SUMENEP, 10 Agustus 2026 — Kabar yang sangat memrihatinkan datang dari Kecamatan Lenteng, Kabupaten Sumenep. Sejumlah kelompok tani melaporkan dugaan pungutan liar dalam penyaluran bantuan Alat dan Mesin Pertanian (Alsintan) Tahun Anggaran 2025. Konon, Petugas Penyuluh Pertanian Lapangan (PPL) wilayah Kecamatan Lenteng diduga meminta sejumlah uang kepada setiap kelompok tani yang menerima bantuan.
Untuk bantuan berupa Traktor Kecil, diduga diminta pembayaran sebesar kurang lebih Rp2.000.000 (Dua Juta Rupiah) per kelompok. Sementara untuk bantuan Mesin Kombinasi pun diduga diberlakukan pungutan serupa.
⚠️ BANTUAN HARUS GRATIS, TAPI DI LAPANGAN DIHARUSKAN BAYAR
Fakta yang dilaporkan masyarakat sangat sederhana namun sangat mendasar:
Bantuan pemerintah adalah hak rakyat yang seharusnya disalurkan secara GRATIS. Jika diserahkan dengan syarat membayar, maka itu bukan lagi bantuan — melainkan jual beli yang membebani petani.
Namun di lapangan, yang terjadi justru sebaliknya. Pihak yang seharusnya membimbing dan melayani petani — PPL — justru diduga memungut uang atas nama bantuan tersebut. Pertanyaan besar pun muncul:
– ❓ Apakah Dinas Ketahanan Pangan dan Pertanian Kabupaten Sumenep menetapkan biaya resmi yang wajib disetor kelompok tani untuk menerima bantuan Alsintan TA 2025?
– ❓ Jika tidak ada biaya resmi, maka dari mana kewenangan PPL Lenteng memungut uang Rp2 Juta per unit?
– ❓ Ke mana perginya uang pungutan tersebut? Apakah masuk ke kas negara, ke kas desa, atau justru masuk ke kantong pribadi?
❓ Apakah petugas berwenang memungut bayaran atas bantuan yang dibayar dengan uang rakyat?
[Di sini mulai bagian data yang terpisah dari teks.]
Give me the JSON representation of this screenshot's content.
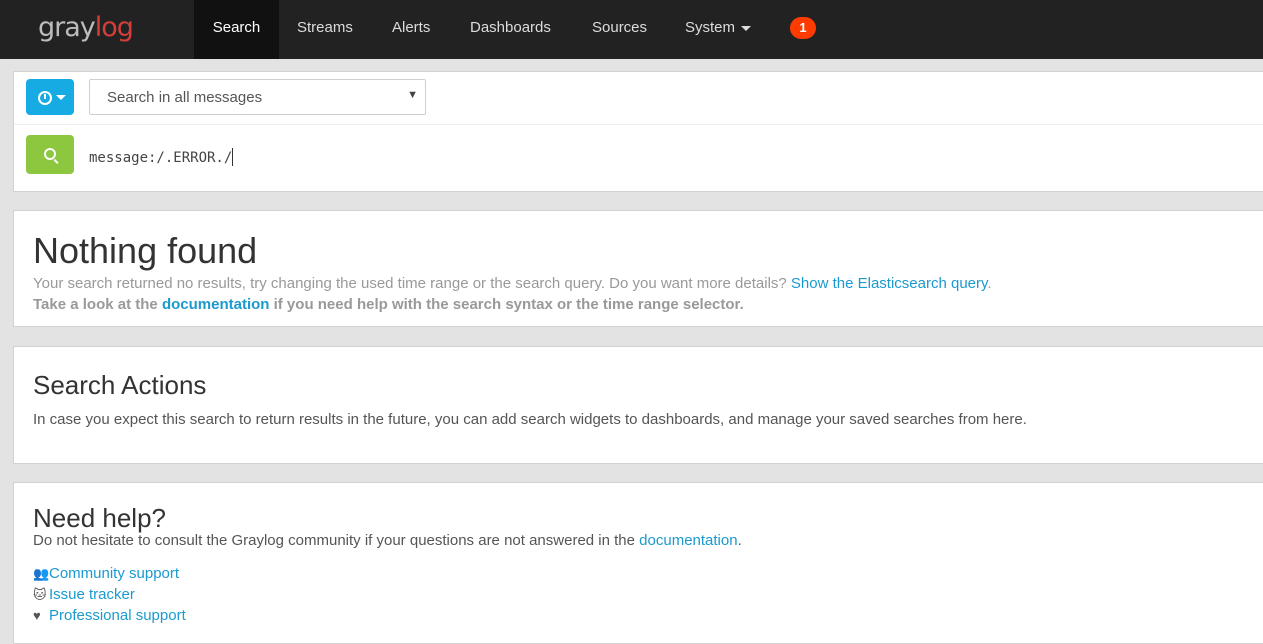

📢 MASYARAKAT MINTA JAWABAN DAN TINDAKAN TEGAS
Melalui surat resmi yang telah disampaikan kepada Kepala Dinas Ketahanan Pangan dan Pertanian Kabupaten Sumenep, masyarakat menuntut:
Segera lakukan pemeriksaan dan evaluasi menyeluruh atas dugaan pungutan liar tersebut.
Konfirmasikan secara terbuka kepada publik: Apakah bantuan Alsintan itu diserahkan sepenuhnya GRATIS atau memang ada kewajiban membayar?
Tindak tegas oknum yang terbukti memungut uang dari kelompok tani atas nama bantuan pemerintah.
⚖️ TETAP BERPRASANGKA BAIK, TAPI WAJIB ADA KEJELASAN
Perlu ditegaskan bahwa berita ini disusun berdasarkan laporan yang diterima dari masyarakat. Dugaan pungutan liar tersebut belum dinyatakan terbukti dan masih memerlukan verifikasi resmi dari pihak berwenang.
Pihak PPL Lenteng maupun Dinas Ketahanan Pangan dan Pertanian Kabupaten Sumenep berhak memberikan penjelasan dan klarifikasi secara terbuka. Masyarakat tetap berpegang pada prinsip: Praduga tak bersalah berlaku hingga ada putusan pengadilan. Namun jika bantuan memang gratis, maka pungutan itu jelas salah — dan wajib diusut.
Uang rakyat digunakan untuk membeli alat pertanian demi kesejahteraan petani. Jika alat itu harus dibayar kembali oleh petani demi diterima, maka pertanyaannya: Ke mana perginya bantuan itu?
Catatan Redaksi: Berita ini disusun berdasarkan surat laporan resmi yang diterima oleh Dinas Ketahanan Pangan dan Pertanian Kabupaten Sumenep. Pihak yang disebut berhak memberikan penjelasan dan klarifikasi. Setiap informasi tambahan akan dimuat secara berimbang sebagai tanggapan atau lanjutan berita.